3. Efeito da demora procedimental no aproveitamento desse ano letivo
Por fim, resta-me assinalar uma questão que apenas em abstrato foi sinalizada, mas que certamente merece ponderação.
Refiro-me às situações que, mercê de circunstâncias várias, veem arrastada a sua decisão final por longos meses, por vezes apenas terminando após o final do ano letivo.
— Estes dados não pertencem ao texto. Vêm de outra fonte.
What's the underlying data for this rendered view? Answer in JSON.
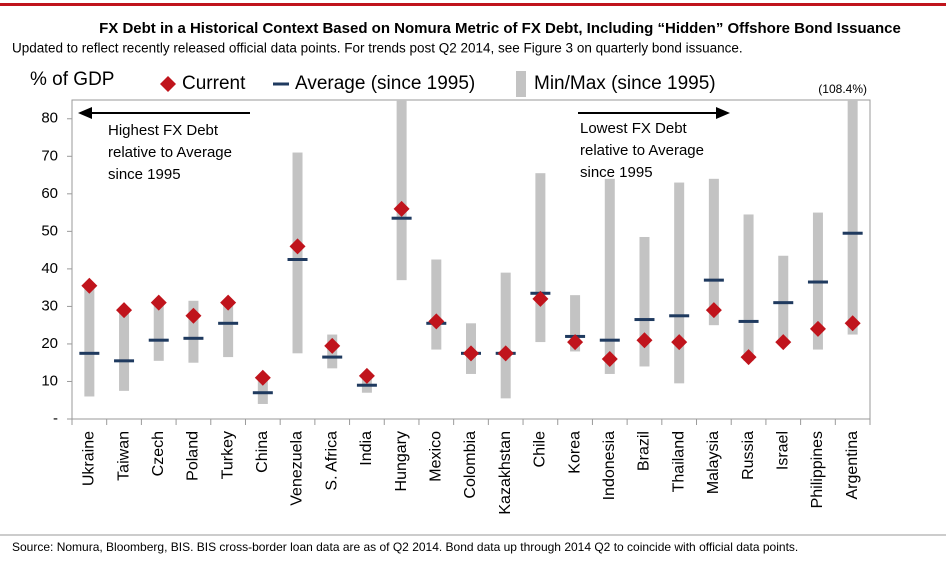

Ora, quando essa decisão final venha a ser favorável ao candidato a bolsa e sem prejuízo do pagamento, em tal momento, do valor total apurado como devido, ter-se-á que considerar como prejudicada a atualidade desse apoio, na sua concatenação com o calendário escolar.
Ressarcido embora o estudante no quantum devido, não é possível considerar como irrelevante o quomodo e especialmente o quando de tal prestação.
No limiar mínimo, essa relevância deve traduzir-se, positivamente, na criação de condições, necessariamente aferíveis apenas em função das alegações produzidas em concreto e então verificadas, para que um eventual resultado negativo, no cumprimento das condições mínimas de aproveitamento fixadas no Regulamento, não perdure no tempo, designadamente repercutindo-se na decisão que no ano imediato venha a ser tomada face a eventual pretensão de recebimento de apoio.
Nesta ponderação, que acarreta um juízo tão mais fácil quão maior seja a carência económica, deverá ser levada em conta a frequência escolar efetiva e a submissão ou não aos momentos avaliativos, de acordo com que em cada caso esteja fixado.
Agradeço desde já a Vossa Excelência que, nos termos do artigo 38.º, n.º 2, da Lei n.º 9/91, de 9 de abril, queira transmitir o entendimento assumido a este propósito.
O Provedor de Justiça,
José de Faria Costa
[1] Hoje, de 20% no caso das vendas de mercadorias, e de 75% nas demais situações.
[2] Neutralizando-se o efeito de uma solução aparentemente mais desfavorável pelo correlativo aumento da bolsa de referência.
[3] O citado Decreto-Lei n.º 220/2006, no seu artigo 34.º, em redação alterada pelo Decreto-Lei n.º 64/2012, de 15 de março, a Portaria n.º 985/2009, de 4 de setembro, modificada e republicada pela Portaria n.º 58/2011, de 28 de janeiro, e o Despacho n.º 20871/2009, de 17 de setembro, nos termos adiante assinalados.
[4] Este podendo ser entendido, enquanto manifestação de riqueza, quer como presunção de não carência, quer como meio alternativo de financiamento das despesas que se visa apoiar com a prestação em causa.
[5] Com natural e louvável exclusão da casa de morada de família (artigo 38.º, n.º 3).
[6] Aprovado pela Lei n.º 110/2009, de 16 de Setembro.
[7] Pelas vias legalmente estabelecidas para gerar solidariedade ou subsidiariedade por dívidas.
[8] Em que o estudante candidato a bolsa não é pessoalmente responsável por dívida tributária ou contributiva, designadamente pelas regras acima citadas ou outras de imputação.
[9] Cf. artigo 20.º, n.º 2.
[10] Uma vez que o texto da alínea i) não se refere ao mesmo, no singular, mas sim na forma pluralizada dos seus ”elementos”, o que implicaria, numa redação gramaticalmente correta, a utilização do pronome igualmente no plural.